René Vautier, l’insurrection bâillonnée

Automne 2018




“Si tu ne prends pas les armes, prends au moins ta caméra“.
C’est ainsi que le réalisateur du premier film anticolonialiste français, Afrique 50, combattra. Son premier film sur l’Algérie  [1] lui vaut d’être poursuivi pour “atteinte à la sûreté intérieure de l’État “. L’une des copies est détruite, l’autre disparaîtra. Bien peu pour le décourager. Depuis longtemps, René Vautier a choisi son camp. Connu pour s’être élevé contre le racisme, le sexisme, l’extrémisme et la censure politique, il l’est moins pour son engagement antinucléaire.



Et pour cause ! Alors qu’il mène, en 1973, une grève
de la faim pour obtenir “la suppression de la possibilité (…) de censurer des films sans fournir de raisons ; et l’interdiction (…) de demander coupes ou refus de visa pour des critères politiques“, il
reçoit la visite d’un haut fonctionnaire de l’État français. Ce dernier ne doute pas de l’issue positive du combat. Non plus que des difficultés que le
cinéaste rencontrera pour la diffusion de ses œuvres :
“les grands de la distribution refuseront toujours de diffuser des films au contenu politique gênant pour le pouvoir – question de bon voisinage entre le pouvoir et l’argent.“ et de conclure : “Vous ferez des films, librement peut-être, (…) mais personne ne les verra“. L’expérience confirmera ces propos.

La trilogie antinucléaire, pourtant, mérite d’être connue. Étayée par des données précises sur le nombre d’essais nucléaires et de bombardements, leur localisation, leurs dates, elle dévoile la façon dont les gouvernements dissimulent les risques et retombées de l’énergie atomique, et en appelle au sursaut citoyen.

Le premier des trois, Paris pour la paix, est tourné le jour même de la manifestation du 15 juin 1986 :
témoignages de manifestants suivis d’une simulation de bombardement nucléaire. Le message
est pour le moins alarmiste et tente, non pas
d’expliquer, mais de montrer les impacts réels d’une attaque nucléaire.

Le deuxième, Mission Pacifique, sort en 1988 et donne la parole au désarroi des Océaniens, exilé.es des atolls, Tahitien.nes et Néo-Zélandais.es, atterré.es par l’attitude dévastatrice de la France qui nie les risques encourus par les populations locales. Le film lui associe la destruction criminelle par la DGSE du Rainbow Warrior en 1985, reconnue par l’État français. Dénonciation de la volonté de dissimuler les effets sur l’environnement, regrets de ne pas voir, en conséquence, cesser immédiatement la politique nucléaire.
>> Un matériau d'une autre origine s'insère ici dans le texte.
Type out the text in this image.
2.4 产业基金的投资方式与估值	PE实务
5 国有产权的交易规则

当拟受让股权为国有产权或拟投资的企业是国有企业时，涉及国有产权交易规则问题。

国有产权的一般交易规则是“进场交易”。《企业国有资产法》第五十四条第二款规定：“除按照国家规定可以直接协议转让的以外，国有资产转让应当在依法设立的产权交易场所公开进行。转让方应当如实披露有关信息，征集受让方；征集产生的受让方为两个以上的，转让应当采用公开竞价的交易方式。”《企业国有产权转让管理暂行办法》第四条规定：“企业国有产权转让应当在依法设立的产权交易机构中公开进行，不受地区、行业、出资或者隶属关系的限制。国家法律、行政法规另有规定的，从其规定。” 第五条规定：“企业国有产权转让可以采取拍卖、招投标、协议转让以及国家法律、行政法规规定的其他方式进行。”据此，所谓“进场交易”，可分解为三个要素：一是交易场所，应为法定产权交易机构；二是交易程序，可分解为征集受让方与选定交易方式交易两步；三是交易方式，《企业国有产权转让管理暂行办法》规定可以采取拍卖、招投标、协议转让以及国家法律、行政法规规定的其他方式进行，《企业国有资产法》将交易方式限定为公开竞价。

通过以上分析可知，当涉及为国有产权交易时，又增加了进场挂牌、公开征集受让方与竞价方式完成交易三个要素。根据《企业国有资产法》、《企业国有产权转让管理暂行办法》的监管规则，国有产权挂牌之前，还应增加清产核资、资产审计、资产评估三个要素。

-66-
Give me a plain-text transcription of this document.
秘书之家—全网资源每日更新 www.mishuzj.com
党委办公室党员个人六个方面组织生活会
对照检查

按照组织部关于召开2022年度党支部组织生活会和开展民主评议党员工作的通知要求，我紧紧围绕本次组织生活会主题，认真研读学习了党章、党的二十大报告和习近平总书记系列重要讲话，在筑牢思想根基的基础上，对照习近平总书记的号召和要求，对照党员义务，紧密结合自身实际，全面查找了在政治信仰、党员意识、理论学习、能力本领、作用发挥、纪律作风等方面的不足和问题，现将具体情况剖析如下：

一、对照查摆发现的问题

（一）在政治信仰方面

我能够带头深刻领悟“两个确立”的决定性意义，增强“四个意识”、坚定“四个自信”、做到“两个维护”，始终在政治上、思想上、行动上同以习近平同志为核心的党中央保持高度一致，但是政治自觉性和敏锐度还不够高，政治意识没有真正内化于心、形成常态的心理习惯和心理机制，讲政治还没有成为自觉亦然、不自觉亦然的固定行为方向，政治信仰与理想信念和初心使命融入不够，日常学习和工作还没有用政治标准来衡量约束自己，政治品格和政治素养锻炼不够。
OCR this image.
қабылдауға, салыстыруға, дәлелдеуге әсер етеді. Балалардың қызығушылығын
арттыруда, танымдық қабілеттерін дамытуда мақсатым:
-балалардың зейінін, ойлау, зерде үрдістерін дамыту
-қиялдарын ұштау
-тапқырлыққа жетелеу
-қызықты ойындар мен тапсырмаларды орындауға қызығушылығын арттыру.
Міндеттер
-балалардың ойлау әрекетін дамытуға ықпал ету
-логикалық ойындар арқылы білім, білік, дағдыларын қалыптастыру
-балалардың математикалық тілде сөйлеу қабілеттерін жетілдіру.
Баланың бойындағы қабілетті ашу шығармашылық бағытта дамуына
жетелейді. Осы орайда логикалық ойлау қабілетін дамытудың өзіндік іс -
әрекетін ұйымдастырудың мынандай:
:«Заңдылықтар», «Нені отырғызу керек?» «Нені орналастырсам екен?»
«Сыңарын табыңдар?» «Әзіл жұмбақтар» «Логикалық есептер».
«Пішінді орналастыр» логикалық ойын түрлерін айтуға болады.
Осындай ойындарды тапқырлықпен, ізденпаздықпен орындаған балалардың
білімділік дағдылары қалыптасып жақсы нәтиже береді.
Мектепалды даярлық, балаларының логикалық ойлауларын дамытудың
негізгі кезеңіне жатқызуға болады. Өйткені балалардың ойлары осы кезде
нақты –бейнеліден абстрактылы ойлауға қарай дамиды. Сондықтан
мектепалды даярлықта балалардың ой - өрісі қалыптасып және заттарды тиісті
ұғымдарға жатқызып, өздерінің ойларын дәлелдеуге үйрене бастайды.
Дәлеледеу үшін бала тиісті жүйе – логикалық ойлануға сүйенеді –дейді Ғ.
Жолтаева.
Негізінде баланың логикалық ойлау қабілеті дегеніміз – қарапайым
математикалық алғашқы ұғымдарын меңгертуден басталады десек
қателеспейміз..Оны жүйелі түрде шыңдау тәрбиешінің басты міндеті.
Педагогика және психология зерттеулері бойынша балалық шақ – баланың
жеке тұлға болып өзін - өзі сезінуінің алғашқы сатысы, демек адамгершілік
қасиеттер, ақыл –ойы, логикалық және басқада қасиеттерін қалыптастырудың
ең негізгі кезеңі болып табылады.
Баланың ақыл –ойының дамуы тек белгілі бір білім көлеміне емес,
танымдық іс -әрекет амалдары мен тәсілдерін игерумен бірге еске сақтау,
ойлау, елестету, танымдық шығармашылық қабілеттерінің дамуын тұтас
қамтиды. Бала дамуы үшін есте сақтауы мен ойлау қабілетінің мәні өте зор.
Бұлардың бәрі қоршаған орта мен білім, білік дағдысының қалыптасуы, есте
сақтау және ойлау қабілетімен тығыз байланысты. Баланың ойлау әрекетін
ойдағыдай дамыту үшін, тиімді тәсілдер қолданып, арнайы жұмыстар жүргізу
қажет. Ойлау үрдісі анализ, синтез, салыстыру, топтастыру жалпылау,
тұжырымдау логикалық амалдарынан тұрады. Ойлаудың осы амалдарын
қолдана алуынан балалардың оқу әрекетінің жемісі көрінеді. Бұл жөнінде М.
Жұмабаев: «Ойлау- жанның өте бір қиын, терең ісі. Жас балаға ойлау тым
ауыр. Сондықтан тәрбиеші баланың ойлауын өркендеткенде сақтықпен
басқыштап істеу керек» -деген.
Hirochirac 1995 est le dernier de la trilogie. À l’heure où le Japon commémore les bombardements d’Hiroshima et de Nagasaki, le nouveau président de la République française, ordonne la reprise des essais nucléaires. Vautier mixe extraits des deux précédents films et images d’archives. Toujours concret, il insiste sur certaines anecdotes, par exemple ces neuf mille enfants qui, pour apaiser leurs brûlures, se jetèrent et périrent dans la rivière d’Hiroshima le 6 août 1945. C’est cela, nous dit-il, le nucléaire. Puis sa caméra passe au Kazakhstan, en Algérie, et sur une dernière manifestation antinucléaire à Paris, dénonçant, d’un même balayage, accident étouffé, essais camouflés, violence d’État. Clap de fin sur l’embarquement de manifestant.es par les forces de l’ordre.
“À nous, tous ensemble, conclut-il, de faire respecter
la loi en défendant la paix, dont nous sommes en fait les vrais gardiens.“

Marie Gagnard Volta

René Vautier, quelques dates et principaux films

15 janvier 1928 : naissance à Camaret-sur-Mer (Finistère)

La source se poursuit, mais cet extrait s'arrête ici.